5. Replication Flashcards
Purpose of replication
- Availability - handle some machine failure
- Increase read throughput - scale out machines that can serve read request.
- Reduce latency - Keep data geographically close to users
Approaches of replication
- Single-leader replication
Clients send all writes to a single node (the leader), which sends a stream of data change events to the other replicas (followers). Reads can be performed on any replica, but reads from followers might be stale. - Multi-leader replication
Clients send each write to one of several leader nodes, any of which can accept writes. The leaders send streams of data change events to each other and to any follower nodes. - Leaderless replication
Clients send each write to several nodes, and read from several nodes in parallel in order to detect and correct nodes with stale data.
Consistency models to deal with replication lag.
- Read-after-write consistency
Users should always see data that they submitted themselves. - Monotonic reads
After users have seen the data at one point in a time, they shouldn’t later see the data from some earlier point in time. - Consistent prefix reads
Users should see the data in a state that makes causal sense: for example, seeing a question and its reply in the correct order.

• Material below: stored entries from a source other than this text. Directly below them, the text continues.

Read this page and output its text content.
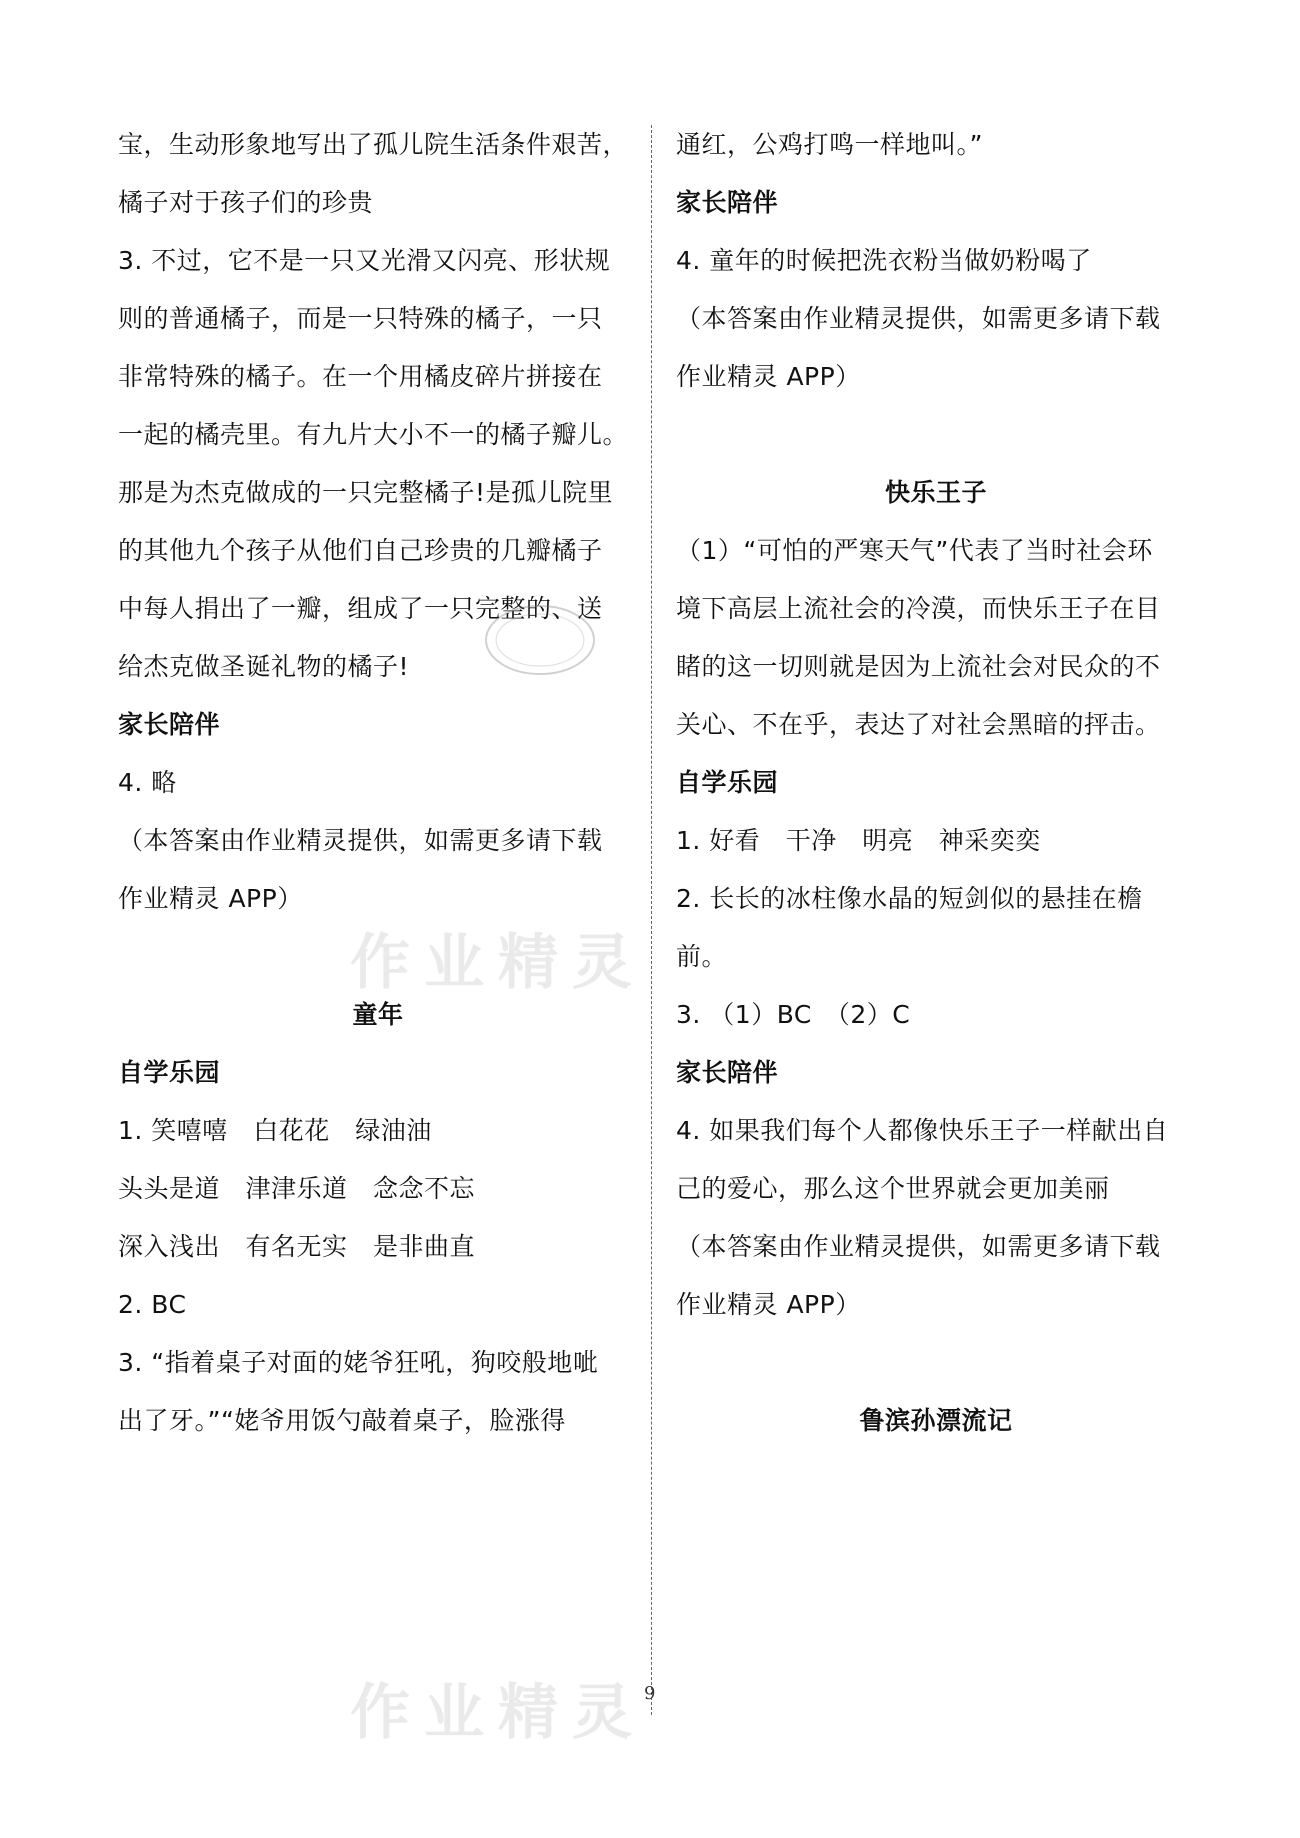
宝，生动形象地写出了孤儿院生活条件艰苦，
橘子对于孩子们的珍贵
3. 不过，它不是一只又光滑又闪亮、形状规
则的普通橘子，而是一只特殊的橘子，一只
非常特殊的橘子。在一个用橘皮碎片拼接在
一起的橘壳里。有九片大小不一的橘子瓣儿。
那是为杰克做成的一只完整橘子!是孤儿院里
的其他九个孩子从他们自己珍贵的几瓣橘子
中每人捐出了一瓣，组成了一只完整的、送
给杰克做圣诞礼物的橘子!
家长陪伴
4. 略
（本答案由作业精灵提供，如需更多请下载
作业精灵 APP）
童年
自学乐园
1. 笑嘻嘻　白花花　绿油油
头头是道　津津乐道　念念不忘
深入浅出　有名无实　是非曲直
2. BC
3. “指着桌子对面的姥爷狂吼，狗咬般地呲
出了牙。”“姥爷用饭勺敲着桌子，脸涨得
通红，公鸡打鸣一样地叫。”
家长陪伴
4. 童年的时候把洗衣粉当做奶粉喝了
（本答案由作业精灵提供，如需更多请下载
作业精灵 APP）
快乐王子
（1）“可怕的严寒天气”代表了当时社会环
境下高层上流社会的冷漠，而快乐王子在目
睹的这一切则就是因为上流社会对民众的不
关心、不在乎，表达了对社会黑暗的抨击。
自学乐园
1. 好看　干净　明亮　神采奕奕
2. 长长的冰柱像水晶的短剑似的悬挂在檐
前。
3. （1）BC　（2）C
家长陪伴
4. 如果我们每个人都像快乐王子一样献出自
己的爱心，那么这个世界就会更加美丽
（本答案由作业精灵提供，如需更多请下载
作业精灵 APP）
鲁滨孙漂流记
作业精灵
作业精灵
9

Approaches of replication - Single-leader replication
Compare sync and async replication
Sync:
Pros: Followers guarantee to have up-to-date copy of data
Cons: Follower might block the write
Async:
Pros: Non blocking. Fast
Cons: Data lost if lead fails
In practical, one lead, one sync follower, all others are async. (The only one sync follower is to handle the failure of the lead)
Consistency models to deal with replication lag - 1. Reading your own writes
- When reading something user may have modified, read it from the leader.
- Within one minute after the update, make all reads from the leader
- Compared to the timestamp when user made the update, serve any reads with update after that. Try other replica or just wait.
Additional complexity when handling cross-device
- Client timestamp is not sharable
- Two devices might route to different datacenter, thus you need to route requests to the same leader.
Consistency models to deal with replication lag - 2. Monotonic reads
Problem: Users see things moving backward in time due to async followers.
Implementation: Make sure each user always makes reads from same replica. e.g. - user id based hashing.
Consistency models to deal with replication lag - 3. Consistent prefix reads
Problem: A third person observed the conversation in wrong order.
Solve: Make sure any writes that are causally related to each other are written to the same partition.
Implementation of replication logs
- Statement-based replication
Leader logs every write request (statement) that it executes and sends it to followers. - Write-ahead log (WAL) shipping
Reuse the log when write to disk - Logical (row-based) log replication
Similar to 2, but use a different format of log
Approaches of replication - Multi-leader replication
Use case
- Multi-datacenter operation
- Clients with offline operation
- Collaborative editing
Approaches of replication - Multi-leader replication
Handling write conflicts
- If sync conflict detection, just use single leader replication
- Conflict avoidance
Ensure all writes for a particular record go through the same leader - Converging toward a consistent state
Last write wins (LWW) - Custom conflict resolution logic
Approaches of replication - Multi-leader replication
Topologies
- Circular
- Star (tree)
- All-to-all (graph)
Approaches of replication - Leader-less replication
w + r > n, w and r determines how many nodes we wait for.